Firstly, the creation of new industry in urban areas allowed for the creation of new employment for those urban families who had been hit hardest by the depression. Secondly, the decrease in unemployment as a result of the creation of secondary industry allowed for domestic demand to increase, which in turn drove up demand for domestic [as well as foreign] goods (Gregory 1988, pp. 17). This increase in domestic demand was the main force in driving the increase in manufactures (Thomas 1988, pp. 247), and a prime influence on the national recovery on a whole.

As mentioned previously in this essay, the picture of Australia’s economy before the Great Depression was quite good, with improving standards of living and growing prosperity. Gross Domestic Product per head had experienced sharp growth since the end of the war, unemployment had remained at wartime rates of around 6 per cent which was favourable considering the return of troops meant that new jobs had to be created to accommodate the larger workforce, and Australia’s terms of trade were quite steady thanks to agricultural exports and the strong alliance with Britain and the dominions.

However, the picture of Australia’s economy in 1939, they year commonly attributed with the culmination of depression recovery was quite different. Gross domestic product per head had only just gained back to 1929 levels. By 1939, unemployment, which had skyrocketed to 20 per cent at the peak of the trough, was still higher than 1929 levels, sitting at or around 10 per cent (Butlin, cited in Gregory 1984, pp. 3), 4 per cent higher than in 1929.

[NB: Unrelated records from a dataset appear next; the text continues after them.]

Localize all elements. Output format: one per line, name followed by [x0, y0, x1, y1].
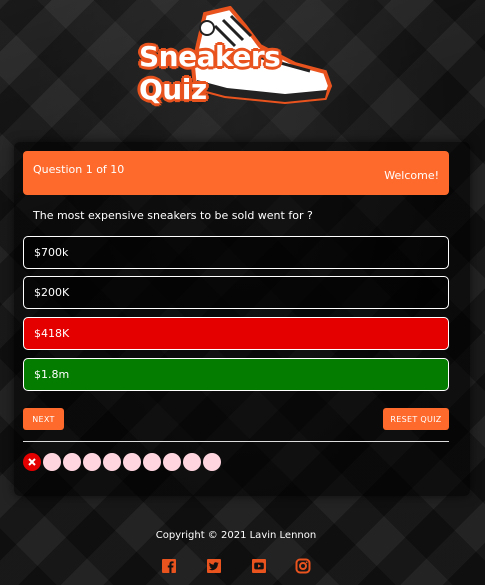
progress-dot-5 — [103, 453, 121, 471]
next-button[interactable]: NEXT — [23, 408, 64, 430]
progress-dot-10 — [203, 453, 221, 471]
answer-option-2[interactable]: $200K — [23, 276, 449, 309]
progress-dot-9 — [183, 453, 201, 471]
close-icon — [28, 458, 36, 466]
facebook-link[interactable] — [161, 558, 177, 574]
facebook-icon — [162, 559, 176, 573]
answer-label: $200K — [34, 286, 70, 299]
answer-label: $418K — [34, 327, 70, 340]
welcome-message: Welcome! — [384, 169, 439, 182]
twitter-link[interactable] — [206, 558, 222, 574]
footer-copyright: Copyright © 2021 Lavin Lennon — [155, 530, 317, 541]
answer-option-1[interactable]: $700k — [23, 236, 449, 269]
instagram-link[interactable] — [295, 558, 311, 574]
progress-dot-7 — [143, 453, 161, 471]
divider — [23, 441, 449, 442]
progress-dot-3 — [63, 453, 81, 471]
reset-quiz-button[interactable]: RESET QUIZ — [383, 408, 449, 430]
progress-dot-1 — [23, 453, 41, 471]
question-counter: Question 1 of 10 — [33, 163, 125, 176]
progress-dot-2 — [43, 453, 61, 471]
logo: Sneakers Quiz — [135, 6, 335, 106]
progress-dot-6 — [123, 453, 141, 471]
quiz-header: Question 1 of 10 Welcome! — [23, 151, 449, 195]
instagram-icon — [295, 558, 311, 574]
answer-label: $1.8m — [34, 368, 70, 381]
answer-label: $700k — [34, 246, 69, 259]
logo-text: Sneakers Quiz — [139, 40, 281, 106]
youtube-link[interactable] — [251, 558, 267, 574]
youtube-icon — [252, 559, 266, 573]
answer-option-4[interactable]: $1.8m — [23, 358, 449, 391]
answer-option-3[interactable]: $418K — [23, 317, 449, 350]
progress-dot-8 — [163, 453, 181, 471]
progress-dot-4 — [83, 453, 101, 471]
question-text: The most expensive sneakers to be sold w… — [33, 209, 313, 222]
twitter-icon — [207, 559, 221, 573]
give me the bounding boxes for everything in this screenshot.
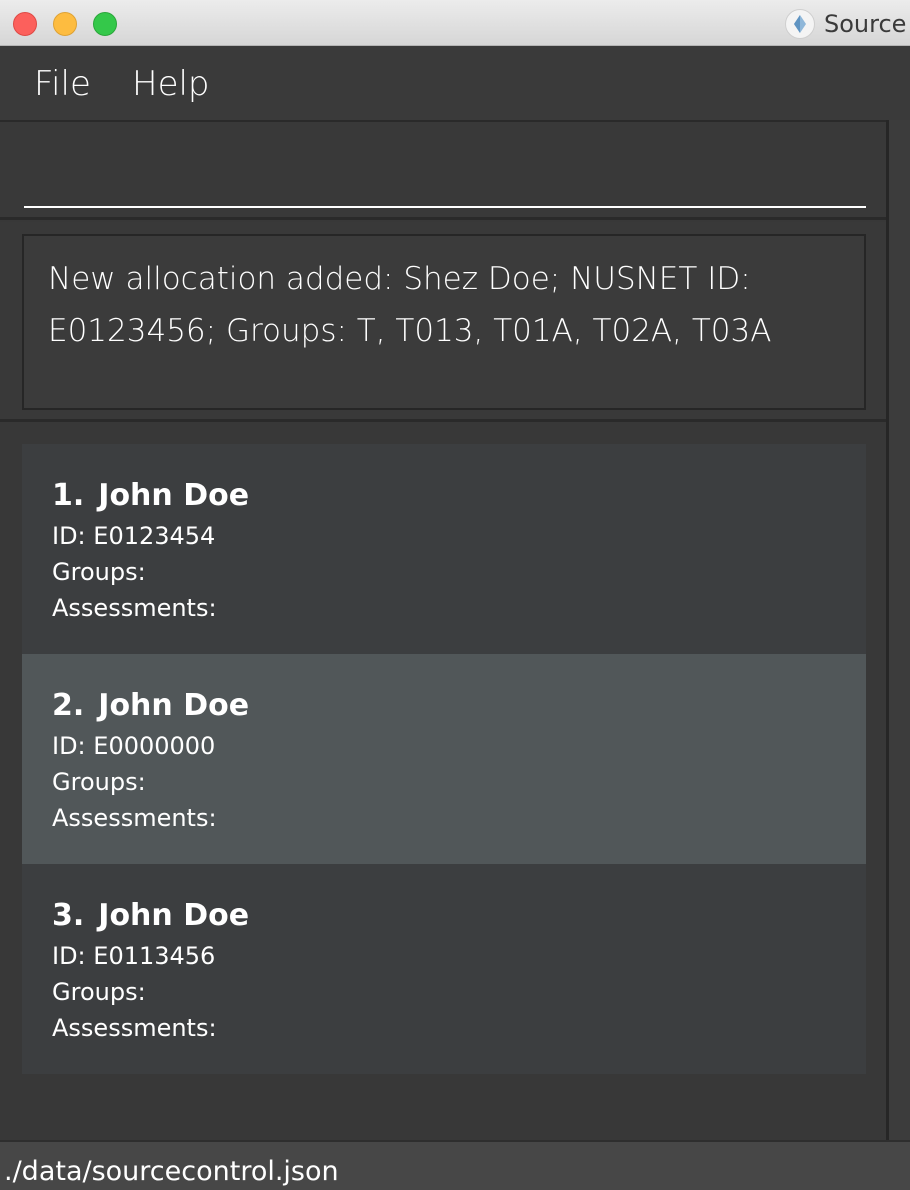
maximize-window-button[interactable] <box>93 12 117 36</box>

The only difference in this example was an improve in Australia’s terms of trade, thanks in part to the introduction of manufactures industry and devaluation of the Australian pound, which made exports cheaper and more attractive to overseas markets. We can see, however, that whilst Australia had recovered to some extent from the depths of the depression, the success of the recovery is somewhat muted by the fact that the recovery had only marginally equalled standards of 1929.

When measuring the success of the recovery against the lowest depth of the trough in 1932, we can see that Australia had indeed recovered. However, recovery relative to the prosperous 1920’s was still a way off. A wary Australian public who had learnt caution through disaster had now replaced the prosperity and optimism of the 1920’s. Even among the most fortunate, there were often large outstanding debts, setbacks in development of skills, and loss of education. This bitterness would linger over the affected public for some time and would shape their very lives into the future.

The Australian recovery from the great depression can be looked at in two ways. Firstly, how well did Australia recover back to the levels before the onset of the depression? And secondly, how well did Australia receive the economic crisis, and what measures did they put in place to formulate recovery and ensure that the crisis would never be faced again. As we can see, in simple terms, by 1939 the prosperous levels of 1929 had not yet been reached, and would not be overcome for a couple of years to come.

GDP per head was still below 1929 levels, as was the level of employment. However, what was achieved by the depression, and what can be seen as a success, were the economic structures that were put in place mid and post-depression, to ensure that Australia would not feel the despair again. The effectiveness of measures such as tariff protection to decrease imports, and devaluation to make exports cheaper, were effective to a fair degree and helped speed up the recovery process.

The implementation of manufactures as a secondary industry was also a major step in the right direction for economic recovery, and would prove vital in decreasing unemployment and subsequently increasing consumer demand. The ‘success’ of the depression recovery in Australia, is therefore up for question. In the most basic of senses, we can view the recovery process by 1939 in Australia was only ‘somewhat successful’, and until the fortune, comfort and security of the 1920’s was again at least equalled, if not surpassed, it is hard to consider the recovery process a success, rather it was incomplete.